Bridget Jones's Baby isn't the only piece of entertainment guilty of projecting Britain less colorfully or diverse than it actually is, however. In an essay in the book The Good Immigrant, British-Asian actor Riz Ahmed writes: "The reality of Britain is vibrant multiculturalism, but the myth we export is an all-white world of lords and ladies." Movies and television programs such as Bridget Jones 's Baby and Downton Abbey, as entertaining as they are, sadly perpetuate the stereotype of Britain as a stuffy, aristocratic white society. (Downton at least has an excuse: it's set in a stately manor in the early 1900s.)
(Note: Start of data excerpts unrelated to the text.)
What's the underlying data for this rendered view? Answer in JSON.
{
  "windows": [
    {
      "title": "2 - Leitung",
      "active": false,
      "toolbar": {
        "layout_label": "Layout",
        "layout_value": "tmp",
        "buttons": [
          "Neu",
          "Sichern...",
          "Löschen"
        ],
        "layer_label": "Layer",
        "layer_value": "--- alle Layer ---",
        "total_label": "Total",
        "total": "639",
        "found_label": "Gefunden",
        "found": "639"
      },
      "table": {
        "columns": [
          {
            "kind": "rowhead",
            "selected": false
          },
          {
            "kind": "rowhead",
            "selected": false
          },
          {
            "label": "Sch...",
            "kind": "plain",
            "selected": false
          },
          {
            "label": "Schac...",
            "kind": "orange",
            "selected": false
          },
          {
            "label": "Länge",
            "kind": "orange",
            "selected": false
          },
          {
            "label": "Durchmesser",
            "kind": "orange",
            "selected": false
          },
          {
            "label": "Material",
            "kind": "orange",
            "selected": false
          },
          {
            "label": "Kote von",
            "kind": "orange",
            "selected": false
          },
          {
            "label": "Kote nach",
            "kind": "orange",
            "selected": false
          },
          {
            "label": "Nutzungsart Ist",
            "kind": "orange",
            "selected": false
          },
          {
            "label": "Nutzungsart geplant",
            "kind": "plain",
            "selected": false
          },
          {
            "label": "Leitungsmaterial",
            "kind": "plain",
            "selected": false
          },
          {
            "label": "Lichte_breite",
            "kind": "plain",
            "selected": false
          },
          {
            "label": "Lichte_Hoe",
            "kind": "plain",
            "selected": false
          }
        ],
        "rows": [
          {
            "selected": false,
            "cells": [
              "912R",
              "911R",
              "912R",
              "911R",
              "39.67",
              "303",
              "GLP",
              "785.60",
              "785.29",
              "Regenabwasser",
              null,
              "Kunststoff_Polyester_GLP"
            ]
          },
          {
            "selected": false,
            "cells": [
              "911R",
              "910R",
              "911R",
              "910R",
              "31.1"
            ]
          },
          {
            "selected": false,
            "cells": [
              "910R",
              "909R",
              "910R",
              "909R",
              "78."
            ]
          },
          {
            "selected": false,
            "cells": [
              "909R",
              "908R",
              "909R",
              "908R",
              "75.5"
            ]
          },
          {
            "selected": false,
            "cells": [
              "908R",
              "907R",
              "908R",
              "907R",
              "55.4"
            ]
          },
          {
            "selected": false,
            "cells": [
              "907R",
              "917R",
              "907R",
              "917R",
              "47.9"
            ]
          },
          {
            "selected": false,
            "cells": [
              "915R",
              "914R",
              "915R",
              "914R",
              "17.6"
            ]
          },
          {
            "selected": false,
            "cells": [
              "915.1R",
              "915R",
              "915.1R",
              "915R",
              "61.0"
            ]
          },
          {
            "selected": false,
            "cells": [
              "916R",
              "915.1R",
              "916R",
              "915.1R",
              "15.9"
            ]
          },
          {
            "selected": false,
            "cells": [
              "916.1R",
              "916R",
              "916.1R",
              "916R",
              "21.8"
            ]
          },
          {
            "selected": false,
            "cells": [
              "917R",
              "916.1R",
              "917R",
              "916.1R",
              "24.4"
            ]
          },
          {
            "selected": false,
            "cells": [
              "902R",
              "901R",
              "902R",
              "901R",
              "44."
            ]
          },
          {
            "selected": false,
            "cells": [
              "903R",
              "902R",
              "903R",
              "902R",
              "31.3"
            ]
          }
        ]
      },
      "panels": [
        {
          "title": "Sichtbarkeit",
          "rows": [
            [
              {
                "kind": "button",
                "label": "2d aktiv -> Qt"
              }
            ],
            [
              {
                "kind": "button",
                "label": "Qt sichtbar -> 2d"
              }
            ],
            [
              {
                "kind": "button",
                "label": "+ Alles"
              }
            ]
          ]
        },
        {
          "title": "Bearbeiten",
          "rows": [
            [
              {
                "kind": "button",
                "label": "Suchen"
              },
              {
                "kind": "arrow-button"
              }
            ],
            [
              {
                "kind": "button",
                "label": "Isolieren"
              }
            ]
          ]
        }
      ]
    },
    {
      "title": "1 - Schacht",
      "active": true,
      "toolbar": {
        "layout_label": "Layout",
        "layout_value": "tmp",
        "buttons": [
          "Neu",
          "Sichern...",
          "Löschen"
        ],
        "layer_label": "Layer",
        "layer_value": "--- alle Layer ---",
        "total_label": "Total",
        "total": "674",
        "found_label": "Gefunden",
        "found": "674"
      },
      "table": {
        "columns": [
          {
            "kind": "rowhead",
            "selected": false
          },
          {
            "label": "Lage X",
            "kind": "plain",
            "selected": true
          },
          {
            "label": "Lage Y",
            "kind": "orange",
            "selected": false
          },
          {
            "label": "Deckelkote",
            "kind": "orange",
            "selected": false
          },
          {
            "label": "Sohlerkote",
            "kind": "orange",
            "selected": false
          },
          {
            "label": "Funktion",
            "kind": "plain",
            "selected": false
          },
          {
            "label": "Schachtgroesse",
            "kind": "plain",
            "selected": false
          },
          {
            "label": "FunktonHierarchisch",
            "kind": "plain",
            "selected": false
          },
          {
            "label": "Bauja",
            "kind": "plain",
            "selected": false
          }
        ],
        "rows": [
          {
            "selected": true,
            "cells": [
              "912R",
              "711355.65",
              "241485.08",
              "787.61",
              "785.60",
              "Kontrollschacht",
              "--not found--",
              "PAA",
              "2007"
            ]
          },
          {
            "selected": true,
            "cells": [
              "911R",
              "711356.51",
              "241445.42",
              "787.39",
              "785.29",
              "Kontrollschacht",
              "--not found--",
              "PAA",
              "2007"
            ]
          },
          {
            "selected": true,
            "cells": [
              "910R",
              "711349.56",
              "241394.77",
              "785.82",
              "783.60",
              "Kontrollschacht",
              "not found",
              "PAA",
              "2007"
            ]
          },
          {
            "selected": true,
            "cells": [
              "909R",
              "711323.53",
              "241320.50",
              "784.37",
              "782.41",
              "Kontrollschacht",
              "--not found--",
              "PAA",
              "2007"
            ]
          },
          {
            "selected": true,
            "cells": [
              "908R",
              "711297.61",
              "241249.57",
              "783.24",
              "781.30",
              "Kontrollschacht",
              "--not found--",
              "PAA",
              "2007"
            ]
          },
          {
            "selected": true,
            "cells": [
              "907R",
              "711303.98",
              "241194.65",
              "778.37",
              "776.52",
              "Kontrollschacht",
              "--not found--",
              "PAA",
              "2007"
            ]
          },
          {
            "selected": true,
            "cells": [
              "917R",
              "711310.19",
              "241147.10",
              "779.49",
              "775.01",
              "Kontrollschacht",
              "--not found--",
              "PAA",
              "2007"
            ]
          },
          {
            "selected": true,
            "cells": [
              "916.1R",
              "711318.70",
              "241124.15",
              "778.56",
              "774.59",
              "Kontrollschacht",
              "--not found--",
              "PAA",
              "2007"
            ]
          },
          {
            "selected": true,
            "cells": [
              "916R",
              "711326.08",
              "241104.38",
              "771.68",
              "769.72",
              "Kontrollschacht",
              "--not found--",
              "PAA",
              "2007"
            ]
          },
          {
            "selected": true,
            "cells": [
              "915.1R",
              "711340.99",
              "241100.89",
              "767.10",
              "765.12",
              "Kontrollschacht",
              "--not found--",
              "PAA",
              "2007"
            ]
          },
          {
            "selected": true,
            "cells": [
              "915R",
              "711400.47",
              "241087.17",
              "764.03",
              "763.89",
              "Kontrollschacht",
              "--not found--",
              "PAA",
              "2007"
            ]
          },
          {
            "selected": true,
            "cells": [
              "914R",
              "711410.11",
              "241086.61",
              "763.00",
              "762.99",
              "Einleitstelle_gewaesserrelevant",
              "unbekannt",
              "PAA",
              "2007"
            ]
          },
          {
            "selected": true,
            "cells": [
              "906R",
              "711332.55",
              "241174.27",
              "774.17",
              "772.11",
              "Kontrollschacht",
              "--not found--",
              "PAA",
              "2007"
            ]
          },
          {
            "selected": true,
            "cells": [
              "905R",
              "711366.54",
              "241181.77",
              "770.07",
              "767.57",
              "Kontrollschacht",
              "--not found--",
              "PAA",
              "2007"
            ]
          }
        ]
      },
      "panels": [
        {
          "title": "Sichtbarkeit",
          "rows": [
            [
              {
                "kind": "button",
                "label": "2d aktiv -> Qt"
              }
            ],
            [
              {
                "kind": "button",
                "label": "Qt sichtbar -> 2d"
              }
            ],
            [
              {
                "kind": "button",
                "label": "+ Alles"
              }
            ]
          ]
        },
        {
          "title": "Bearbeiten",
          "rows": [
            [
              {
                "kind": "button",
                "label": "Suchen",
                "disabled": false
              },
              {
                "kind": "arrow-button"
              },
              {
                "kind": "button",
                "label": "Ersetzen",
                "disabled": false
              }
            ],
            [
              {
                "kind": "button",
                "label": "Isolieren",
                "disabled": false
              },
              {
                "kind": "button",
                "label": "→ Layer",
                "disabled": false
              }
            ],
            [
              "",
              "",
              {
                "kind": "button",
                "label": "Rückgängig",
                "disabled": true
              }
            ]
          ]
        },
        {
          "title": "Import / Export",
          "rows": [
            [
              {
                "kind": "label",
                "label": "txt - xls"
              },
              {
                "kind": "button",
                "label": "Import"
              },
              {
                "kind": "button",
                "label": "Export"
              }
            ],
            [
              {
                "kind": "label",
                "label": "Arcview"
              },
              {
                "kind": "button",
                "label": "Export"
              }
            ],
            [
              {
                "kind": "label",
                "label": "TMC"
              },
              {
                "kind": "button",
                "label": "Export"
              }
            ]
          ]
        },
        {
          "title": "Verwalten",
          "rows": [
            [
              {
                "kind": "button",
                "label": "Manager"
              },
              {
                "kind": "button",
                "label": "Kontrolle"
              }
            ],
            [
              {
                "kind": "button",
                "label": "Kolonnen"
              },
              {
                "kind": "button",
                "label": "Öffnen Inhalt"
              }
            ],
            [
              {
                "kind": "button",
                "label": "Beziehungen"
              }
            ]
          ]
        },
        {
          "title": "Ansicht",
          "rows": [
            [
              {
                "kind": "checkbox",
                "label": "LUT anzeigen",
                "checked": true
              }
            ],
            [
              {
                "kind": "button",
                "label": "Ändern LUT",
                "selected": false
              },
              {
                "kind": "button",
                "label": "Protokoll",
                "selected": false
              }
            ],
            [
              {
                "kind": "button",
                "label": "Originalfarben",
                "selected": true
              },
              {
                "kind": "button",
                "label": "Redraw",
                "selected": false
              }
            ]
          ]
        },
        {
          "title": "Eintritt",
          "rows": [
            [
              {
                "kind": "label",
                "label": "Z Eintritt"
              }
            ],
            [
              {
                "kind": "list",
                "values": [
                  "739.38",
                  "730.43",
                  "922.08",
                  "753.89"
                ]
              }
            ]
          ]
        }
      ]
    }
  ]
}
The lack of diversity in entertainment is a systemic problem in the U.K. and overseas—just look at the #OscarsSoWhite debate of earlier this year. But narrowing in on the industry here in Britain, perhaps the stream of films along the lines of Bridget Jones' Diary and period dramas that limit casting of minorities is why some of our brightest acting talent are seeking opportunities elsewhere instead of at home? Ahmed, for example, recently starred in HBO's acclaimed drama The Night Of, playing an American. David Oyelowo, one of Britain's finest actors, is taking on more U.S. opportunities, such as the Oscar-nominated Selma, and has been outspoken about the lack of roles open to him in his own country. Then there's Idris Elba, a bonafide global star, who became famous not in the U.K., but on U.S. television drama The Wire, and whose recent works are mostly Hollywood blockbusters.

As for Bridget Jones's Baby, its reflection of London, just like Bridget's love life, is a shambles. But unlike her love life, there's no glee in laughing along with her.

Bridget Jones distributor Universal has been contacted for a response. We will update this piece if/when we receive a reply.